Saturday, October 18, 2008

The Dying Reagan Era

It's important to remember that we are entering a new political era. The Reagan era in America is now dying a very fast and painful death and has to be replaced by something else. Will it be the updated, 21st Century New Deal of Barack Obama, or will it be whatever John McCain does with it?

The heart and soul of the Reagan Era, the political coalition our last great president formed of neo-conservative anti-communists, free market fundamentalists and country club wealthy, and the religious right, has become decrepid and feeble. It is literally falling apart before our eyes.

In part this is because the Communist world collapsed around 1990 of its own dead weight, leaving us no real enemy to fight. The neo-cons have tried very hard ever since to replace Communism with Radical Islam, but that effort has been largely blown apart by the disastrous Iraqi War. Meanwhile we keep our vast military machine deployed around the world, spending trillions of dollars in the process, trying to keep the shrinking reserves of oil flowing to our vast national fleet of pickups and SUVs.

In part, it is because Reaganomics (and the neo-liberalism of Clinton, which was really a Democratic version of Reaganomics), while doing some economic things very well, has also left us up to our eyeballs in debt and dependent upon the rest of the world to fund that debt. Manufacturing has been largely replaced by go-go finance, aka Casino Capitalism, creating an illusion of prosperity but not the substance. Also, it has created the greatest disparity in the distribution of national income and wealth since the Gilded Age, which many people are beginning to understand and oppose. Finally, it is has left us very vulnerable to the increasing global shortages of oil by ignoring our growing dependence on foreign sources of energy.

And in part, it is because the founding celebrities of the Religious Right--its Falwells, Dobsons, Robertsons--are aging and losing influence (or already dead), while the younger generation are moving in a different, more nuanced political direction (e.g. Emerging Church).

And there are other reasons as well--the Internet, for example, or the rise of China and India as global competitors.

Where Obama will take us--toward a new New Deal (or as Time calls it, the Renew Deal)--is quite clear to me. He will try to reverse the worst consequences of the Reaganomics with new measures across the board, with an activist government intervention, while at the same time, working hard to restore America's good name around the world by working cooperatively with our friends and negotiating with our foes whenever possible, with use of force as a last resort.

But where McCain will take us is not clear to me. Perhaps he would just preside over the current economic ruins, until replaced by Hillary Clinton in 2012, or Sarah Palin even sooner. Or perhaps he would make it worse by attacking Iran or provoking the resurgent Russia.

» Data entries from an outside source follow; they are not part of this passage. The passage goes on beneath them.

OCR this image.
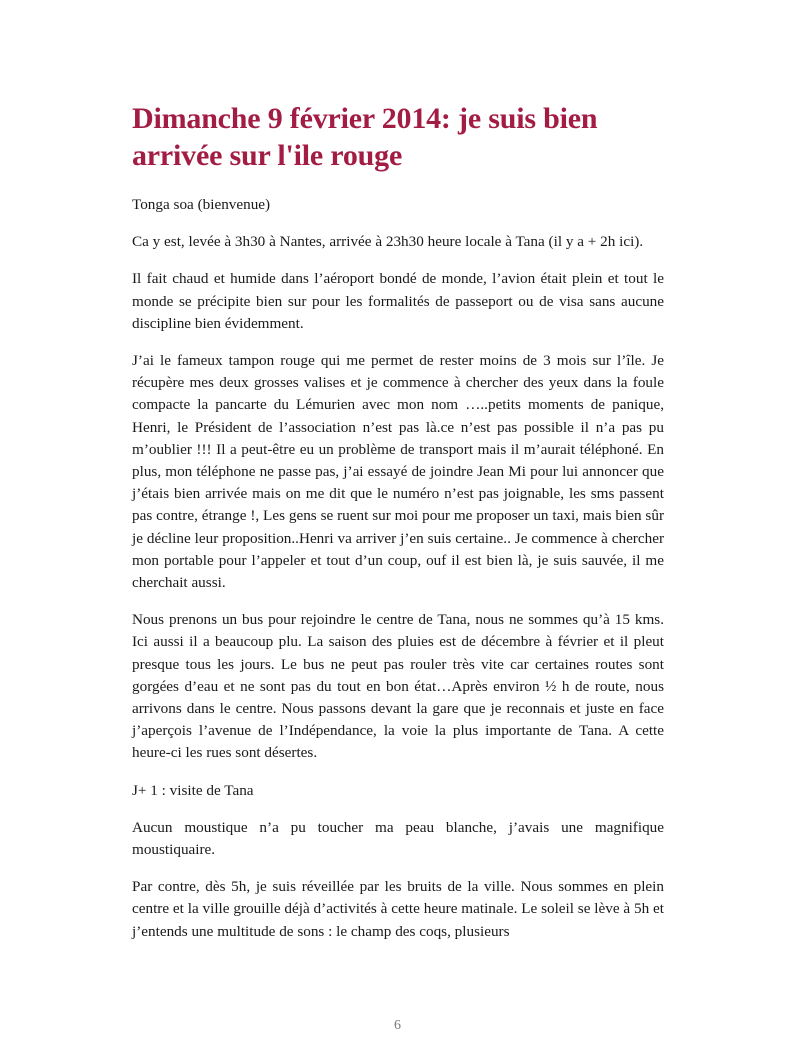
Dimanche 9 février 2014: je suis bien arrivée sur l'ile rouge

Tonga soa (bienvenue)

Ca y est, levée à 3h30 à Nantes, arrivée à 23h30 heure locale à Tana (il y a + 2h ici).

Il fait chaud et humide dans l’aéroport bondé de monde, l’avion était plein et tout le monde se précipite bien sur pour les formalités de passeport ou de visa sans aucune discipline bien évidemment.

J’ai le fameux tampon rouge qui me permet de rester moins de 3 mois sur l’île. Je récupère mes deux grosses valises et je commence à chercher des yeux dans la foule compacte la pancarte du Lémurien avec mon nom …..petits moments de panique, Henri, le Président de l’association n’est pas là.ce n’est pas possible il n’a pas pu m’oublier !!! Il a peut-être eu un problème de transport mais il m’aurait téléphoné. En plus, mon téléphone ne passe pas, j’ai essayé de joindre Jean Mi pour lui annoncer que j’étais bien arrivée mais on me dit que le numéro n’est pas joignable, les sms passent pas contre, étrange !, Les gens se ruent sur moi pour me proposer un taxi, mais bien sûr je décline leur proposition..Henri va arriver j’en suis certaine.. Je commence à chercher mon portable pour l’appeler et tout d’un coup, ouf il est bien là, je suis sauvée, il me cherchait aussi.

Nous prenons un bus pour rejoindre le centre de Tana, nous ne sommes qu’à 15 kms. Ici aussi il a beaucoup plu. La saison des pluies est de décembre à février et il pleut presque tous les jours. Le bus ne peut pas rouler très vite car certaines routes sont gorgées d’eau et ne sont pas du tout en bon état…Après environ ½ h de route, nous arrivons dans le centre. Nous passons devant la gare que je reconnais et juste en face j’aperçois l’avenue de l’Indépendance, la voie la plus importante de Tana. A cette heure-ci les rues sont désertes.

J+ 1 : visite de Tana

Aucun moustique n’a pu toucher ma peau blanche, j’avais une magnifique moustiquaire.

Par contre, dès 5h, je suis réveillée par les bruits de la ville. Nous sommes en plein centre et la ville grouille déjà d’activités à cette heure matinale. Le soleil se lève à 5h et j’entends une multitude de sons : le champ des coqs, plusieurs

6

Whatever he would do, McCain would be joined in it by what remains of the Reaganite intellectual resources at the American Enterprise Institute (where I almost went to work in 1988), anti-taxer Grover Norquist and his buddies, and the fundamentalists at the Family Resource Council, among others. (Oh, and I can't forget that ever grinning Joe Lieberman, who would obviously join McCain in the White House in order to perpetually stand just behind McCain's chair in the Oval Office and continue grinning, since he will be 'persona non grata' in the Senate after the election.)

Now where Sarah Palin would take us, that is an interesting question! And that is beyond the horizon of my current viewpoint, though I know that I desperately don't want to go there.